Informant: hahaha yeah I’ve definitely heard that one, even if it’s been a couple years. Pretty sure it just means exactly what it sounds like haha just dont take shots after you’ve already been drinking beer for a while and I just honestly say it’s good advice. Pretty sure most people just take it as “don’t mix your alcohol,” though.
My informant is in his mid 20’s, born and raised in California. His parents immigrated from Italy and are extremely conservative, while he has adopted much more liberal views. He is also an electronic music producer.

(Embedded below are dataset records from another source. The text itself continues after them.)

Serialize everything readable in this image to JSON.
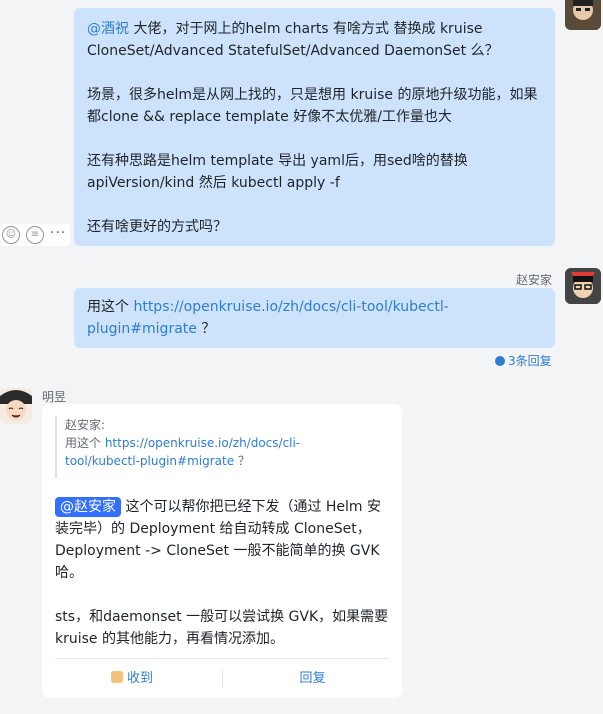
{
  "msg1": {
    "mention": "@酒祝",
    "lines": [
      " 大佬，对于网上的helm charts 有啥方式 替换成 kruise",
      "CloneSet/Advanced StatefulSet/Advanced DaemonSet 么？",
      "场景，很多helm是从网上找的，只是想用 kruise 的原地升级功能，如果",
      "都clone && replace template 好像不太优雅/工作量也大",
      "还有种思路是helm template 导出 yaml后，用sed啥的替换",
      "apiVersion/kind 然后 kubectl apply -f",
      "还有啥更好的方式吗？"
    ],
    "actions": {
      "react": "emoji-add-icon",
      "reply": "reply-icon",
      "more": "···"
    }
  },
  "msg2": {
    "sender": "赵安家",
    "text_prefix": "用这个 ",
    "link_line1": "https://openkruise.io/zh/docs/cli-tool/kubectl-",
    "link_line2": "plugin#migrate",
    "text_suffix": " ？",
    "thread_count": "3条回复"
  },
  "msg3": {
    "sender": "明昱",
    "quote": {
      "author": "赵安家:",
      "prefix": "用这个 ",
      "link1": "https://openkruise.io/zh/docs/cli-",
      "link2": "tool/kubectl-plugin#migrate",
      "suffix": " ？"
    },
    "mention": "@赵安家",
    "lines": [
      " 这个可以帮你把已经下发（通过 Helm 安",
      "装完毕）的 Deployment 给自动转成 CloneSet，",
      "Deployment -> CloneSet 一般不能简单的换 GVK",
      "哈。",
      "sts，和daemonset 一般可以尝试换 GVK，如果需要",
      "kruise 的其他能力，再看情况添加。"
    ],
    "ack_label": "收到",
    "reply_label": "回复"
  }
}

I talked to my informant over a facetime call during the 2020 coronavirus Quarantine
I’ve actually heard this saying before, and after doing some research, I found that it makes no difference whether you drink beer or liquor first, you just tend to drink more if you start with beer and then start by taking a bunch of shots.
Residence: Pasadena, CA
Date of Performance/Collection: 04/09/19
Primary Language: English
“Liquor before beer and you’re in the clear, beer before liquor never been sicker.”
Context and Analysis:
My informant is a 19-year-old male. The informant claims he first heard this proverb when he was in ninth grade. It was one of the first times he was consuming alcohol and was not paying attention to the type of alcohol he was consuming. He was alternating between drinking beer and simultaneously taking shots of vodka. When one of his friends said to him the proverb. He disregarded the advice as it was too late, and continued to drink. The informant says he did not end the night feeling very well; however, he does not live by the proverb for in other situations when he has followed the proverb’s advice the night has still ended badly.
I have also heard this proverb before and know many people that do live by it. On many occasions, I have even heard it is bad to mix any type of alcohol. Often I do not hear this while I’m in a setting where alcohol is being consumed, but after. Most often it is during the day or after a night of alcohol consumption when someone will make a reference to the proverb, and claim the person who had a bad night was at fault because they did not follow the proverb’s advice. After looking further into this proverb, I found many sources claiming it was a myth. One of the most reputable sources I found was by CBS News, they claim “hangovers are more dependent on the total amount of alcohol consumed, rather than the order of drinking.” The rhyme of the proverb makes it catchy and easy to remember. I believe this is a significant factor in what makes this proverb so popular. Keeping in mind my informant’s age I also believe it is a proverb most often found in younger circles where there is less exposure to alcohol. Most teens are still in the experimental phase of alcohol consumption in their lives, and therefore are more susceptible to catchy phrases such as these that are not true.
Residence: Los Angeles, CA
Date of Performance/Collection: July 2009/ April 2012
Primary Language: English
Liquor before beer you’re in the clear. Beer before liquor never sicker.
My informant stated that he learned this lesson the wrong way. He stated that one night in high school he was doing multiple beer bongs and then took shots of liquor after. He stated that by the end of the night he was in the worse pain of his life from vomiting. His friend soon came over to him and stated that he did not follow the golden rule: “Liqour before beer, your in the clear. Beer before liquor never sicker.” Ever since then, my informant states on nights he knows he is drinking, he will take a shot first and then drink whatever he wants after.
My informant also states that he now tells this to all of his friends. When I asked him if there is any scientific proof of this claim, he stated that there was none that he knew of. He also states that he has heard some people say the opposite way, that “beer before liquor, you in the clear, liquor before beer, never sicker.” He however states that all of his friends follow his variation.
This is an interesting “urban legend,” as it deals with a popular practice in drinking alcohol socially. What is interesting is that this folklore is spread through experience and there is in fact no scientific proof that this is true. Some ideas of where this came from is that liquor is much more potent than beer, thus have liquor layer your stomach before beer may been a good way to protect one’s stomach. Either way, the people that follow this legend, believe whole heartedly as it in their mind prevents a horrible night. Whether or not it is a placebo effect, or if it actually works is up to the believer.